Taką informację zdradził podczas programu "Oktagon Live" w Kanale Sportowym Mateusz Borek. Do klatki ma wejść wówczas m.in. Borys Mańkowski, który zmierzy się z Marcinem Wrzoskiem. Poznaniak w listopadzie przerwał serię trzech porażek, pokonując Vaso Bakocevica, a pojedynek z Wrzoskiem nie jest zaskoczeniem - w ostatnich tygodniach obaj panowie prowadzili otwarty konflikt na łamach mediów i wszystko wskazuje na to, że w końcu rozstrzygną go na macie.
Mańkowski to były mistrz KSW w wadze półśredniej (do 77 kg). Starcie z Wrzoskiem odbędzie się jednak w limicie kategorii lekkiej (70 kg), do której "Diabeł Tasmański" wraca po latach.
Wszystko wskazuje na to, że po raz pierwszy od grudnia 2018 roku w MMA zawalczy Mateusz Gamrot. Po perypetiach związanych ze zwakowaniem pasów kategorii piórkowej i lekkiej oraz spekulacjach dotyczących odejścia do UFC związany z Poznaniem zawodnik ostatecznie ponownie zaprezentuje się w KSW. Jego rywalem ma być Norman Parke.
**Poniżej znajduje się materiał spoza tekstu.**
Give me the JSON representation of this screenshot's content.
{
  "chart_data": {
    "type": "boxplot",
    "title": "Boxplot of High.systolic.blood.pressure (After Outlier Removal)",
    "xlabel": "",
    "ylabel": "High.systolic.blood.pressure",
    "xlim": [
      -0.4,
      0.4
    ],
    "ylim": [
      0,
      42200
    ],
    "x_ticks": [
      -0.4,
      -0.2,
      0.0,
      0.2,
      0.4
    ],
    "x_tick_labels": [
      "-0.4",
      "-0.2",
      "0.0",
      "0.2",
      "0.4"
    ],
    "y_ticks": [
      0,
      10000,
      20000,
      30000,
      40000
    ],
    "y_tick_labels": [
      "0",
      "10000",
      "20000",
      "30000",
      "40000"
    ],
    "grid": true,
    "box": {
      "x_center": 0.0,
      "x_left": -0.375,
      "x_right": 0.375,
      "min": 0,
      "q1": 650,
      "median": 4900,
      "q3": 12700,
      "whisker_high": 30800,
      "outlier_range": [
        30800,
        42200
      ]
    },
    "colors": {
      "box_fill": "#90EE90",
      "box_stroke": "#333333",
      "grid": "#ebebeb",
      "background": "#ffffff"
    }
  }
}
Panowie mają za sobą już dwa starcia - pierwsze zakończone zwycięstwem Gamrota na punkty, a drugie uznano jako "no contest" po faulu Polaka na rywalu.
Już na początku kwietnia w programie "Oktagon Live" menedżer zawodnika, Paweł Kowalik, zdradził, że zgodnie z ustaleniami po dwóch walkach dla KSW Gamrot stanie się wolnym zawodnikiem, co otworzy mu drogę do kariery za oceanem.